I am still in a state of awe over a series events that occurred over a two day period.
Here's what happened.
As part of a Literature at Lunch class that I lead with Rabbi Moshe/Mitchell Kurtz at Congregation Agudath Sholom, we just discussed what is perhaps the most anthologized native American short story, "The Man to Send Rainclouds." It is written by Leslie Marmon Silko, pictured above, who is a member of the Laguna Pueblo tribe of New Mexico.
Artistically compressed tightly in its two and a half pages are many themes and symbols. In the interests of keeping my essay brief here are some are in a nutshell.
First, the historical background of the canvas upon she paints her masterpiece namely white European man's burden to civilize the natives--seen as savages--which involved coerced conversion to Catholicism, forced agricultural labor on missions, torture and killing of resisters.
A major character of the story is LAND-- which, in accordance with native American traditions, is held in stewardship for the entire community. Also, land is needed, of course, to provide man with provender for sustenance. And in order to insure a steady supply of crops, a steady supply of rain is essential. And, humans, who have passed on, are an essential part of the ritual to guarantee rain.
To illustrate, when grandfather Teophilo dies suddenly while tending his flock of sheep, his grandchildren quickly prepare the body for a simple interment, wrapping him in a red blanket, attaching a feather to his long strand of white hair, painting his face with symbolic colors and sprinkling him with corn and pollen.
These rituals insure his soul a swift protected journey to reunite with the Great Spirit while his body is infused with the sanctity acting as an agent to guarantee continued and future fertility of the soil.
His passage begins with a proper burial of the body, enriching the earth with nutrients as the body decomposes; and then eventually the soul is a type of offering to the Great Spirit given to help ensure abundant rainfall.
And...….The story ends after the funeral with Leon surmising "...now the old man could send them big thunderclouds for sure."
II. Thursday's Announcement: RADICAL AMAZEMENT
The very next day after our discussion, it was announced by the White House that President Biden's choice for Secretary of the Interior would be Deb Haaland, like Leslie Marmon Silko, a native American citizen of the Laugna Pueblo Tribe of New Mexico and 35th generation, to boot.
Why am I in radical amazement?
The shoe-in appointee for the position of Secretary of the Interior was thought to be Tom Udall, senator from New Mexico whose father Stewart Udall served as Secretary of the Interior under Presidents Kennedy and Johnson from 1961-1969.
What's more Tom, like his deceased dad, is a staunch supporter of wilderness conservation.
So, the announcement that congresswoman Haaland, a member of the very same Laguna Pueblo tribe as that of our author Leslie Marmon Silko, is the first native American ever to be nominated to a cabinet post, came as a pleasant surprise.
I am tempted against my better judgment to attribute this totally unexpected event in some small part to my teaching this work of fiction which so urgently calls for our recognition of and making rectification to an ethnic minority--once clearly a majority on the North American continent--a group that has suffered horrifically to the point of near extinction over the past 500 years.

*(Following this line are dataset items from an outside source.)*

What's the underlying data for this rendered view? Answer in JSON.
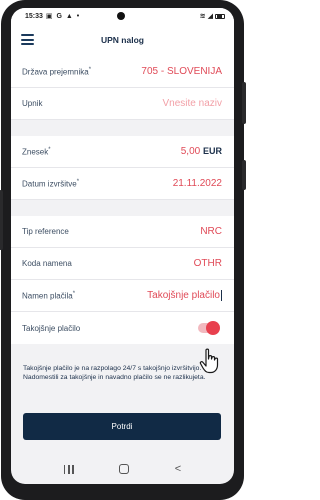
{
  "status": {
    "time": "15:33",
    "notification_icons": "▣ G ▲ •",
    "signal_text": "4G"
  },
  "header": {
    "title": "UPN nalog",
    "menu_icon": "hamburger-icon"
  },
  "form": {
    "drzava_label": "Država prejemnika",
    "drzava_value": "705 - SLOVENIJA",
    "upnik_label": "Upnik",
    "upnik_placeholder": "Vnesite naziv",
    "znesek_label": "Znesek",
    "znesek_value": "5,00",
    "znesek_currency": "EUR",
    "datum_label": "Datum izvršitve",
    "datum_value": "21.11.2022",
    "tip_label": "Tip reference",
    "tip_value": "NRC",
    "koda_label": "Koda namena",
    "koda_value": "OTHR",
    "namen_label": "Namen plačila",
    "namen_value": "Takojšnje plačilo",
    "takojsnje_label": "Takojšnje plačilo",
    "takojsnje_on": true,
    "required_marker": "*"
  },
  "info_text": "Takojšnje plačilo je na razpolago 24/7 s takojšnjo izvršitvijo. Nadomestili za takojšnje in navadno plačilo se ne razlikujeta.",
  "actions": {
    "confirm_label": "Potrdi"
  },
  "colors": {
    "accent": "#e04a57",
    "primary_dark": "#112a45",
    "background": "#f2f2f4"
  }
}
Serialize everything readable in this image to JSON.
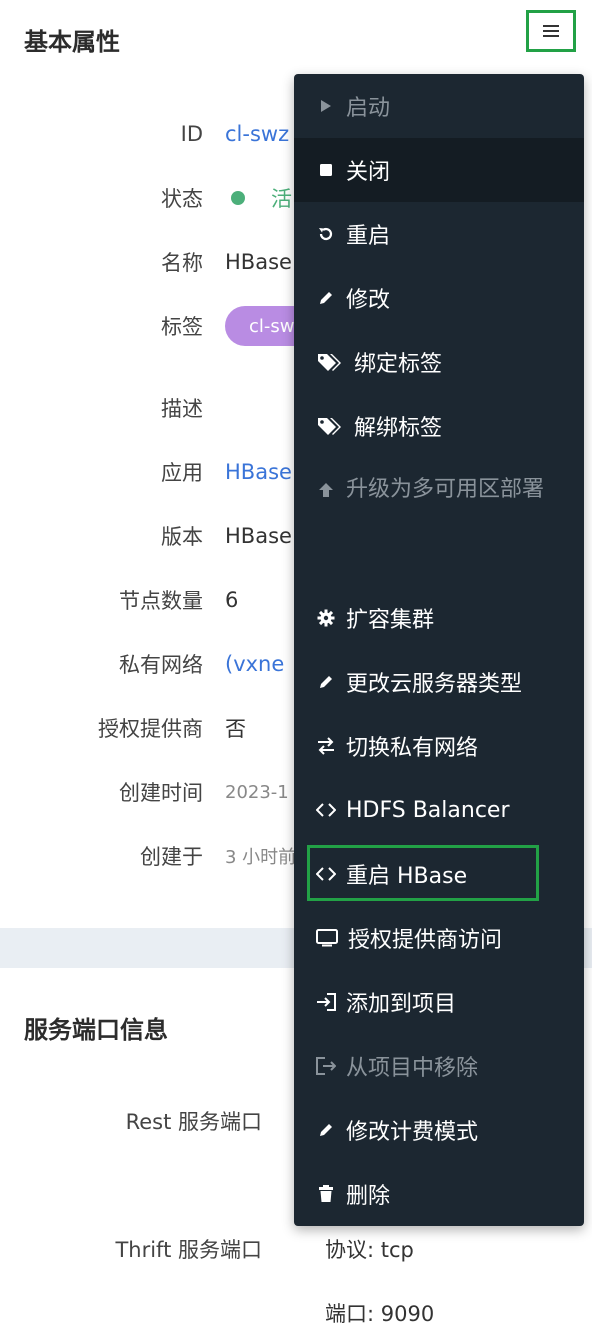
{
  "basic": {
    "title": "基本属性",
    "rows": [
      {
        "label": "ID",
        "value": "cl-swz"
      },
      {
        "label": "状态",
        "value": "活"
      },
      {
        "label": "名称",
        "value": "HBase"
      },
      {
        "label": "标签",
        "value": "cl-sw"
      },
      {
        "label": "描述",
        "value": ""
      },
      {
        "label": "应用",
        "value": "HBase"
      },
      {
        "label": "版本",
        "value": "HBase"
      },
      {
        "label": "节点数量",
        "value": "6"
      },
      {
        "label": "私有网络",
        "value": "(vxne"
      },
      {
        "label": "授权提供商",
        "value": "否"
      },
      {
        "label": "创建时间",
        "value": "2023-1"
      },
      {
        "label": "创建于",
        "value": "3 小时前"
      }
    ]
  },
  "ports": {
    "title": "服务端口信息",
    "rest_label": "Rest 服务端口",
    "thrift_label": "Thrift 服务端口",
    "thrift_protocol": "协议: tcp",
    "thrift_port": "端口: 9090"
  },
  "menu": {
    "items": [
      {
        "label": "启动",
        "icon": "play-icon",
        "disabled": true
      },
      {
        "label": "关闭",
        "icon": "stop-icon",
        "active": true
      },
      {
        "label": "重启",
        "icon": "restart-icon"
      },
      {
        "label": "修改",
        "icon": "pencil-icon"
      },
      {
        "label": "绑定标签",
        "icon": "tags-icon"
      },
      {
        "label": "解绑标签",
        "icon": "tags-icon"
      },
      {
        "label": "升级为多可用区部署",
        "icon": "arrow-up-icon",
        "disabled": true
      },
      {
        "label": "扩容集群",
        "icon": "gear-icon"
      },
      {
        "label": "更改云服务器类型",
        "icon": "pencil-icon"
      },
      {
        "label": "切换私有网络",
        "icon": "switch-icon"
      },
      {
        "label": "HDFS Balancer",
        "icon": "code-icon"
      },
      {
        "label": "重启 HBase",
        "icon": "code-icon"
      },
      {
        "label": "授权提供商访问",
        "icon": "monitor-icon"
      },
      {
        "label": "添加到项目",
        "icon": "login-icon"
      },
      {
        "label": "从项目中移除",
        "icon": "logout-icon",
        "disabled": true
      },
      {
        "label": "修改计费模式",
        "icon": "pencil-icon"
      },
      {
        "label": "删除",
        "icon": "trash-icon"
      }
    ]
  },
  "colors": {
    "accent_green": "#22a146",
    "link_blue": "#3a74d8",
    "menu_bg": "#1c2731",
    "tag_purple": "#b98ce3",
    "status_green": "#4caf7a"
  }
}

Consider these numbers: Historians put the native American population in North America in the 1500's at about 3 to 7 million. By 1800, this number shrank to about 300,000 and by the late 19th century the figure stood at about 260,000.
That is a 90% drop.
The decimation of this indigenous race was a result of disease brought to the Americas by settlers from European countries, by appropriation of ancestral lands, forced conversion and internment on Spanish missions often accompanied by torture and wanton slaughter and by wars fought against military foes with superior weapons.
Today the Native American population stands at about 2.9 million with over 574 recognized tribes. Indian land areas in the U.S. are administered as federal land areas. There are 326 reservations; the Navajo nation is the largest one comprising over 17 million acres covering southeastern Utah, northeastern Arizona and northwestern New Mexico.
It is my hope that Deb Haaland's nomination be quickly approved and that she be the "woman to bring rectification" to centuries of abuse.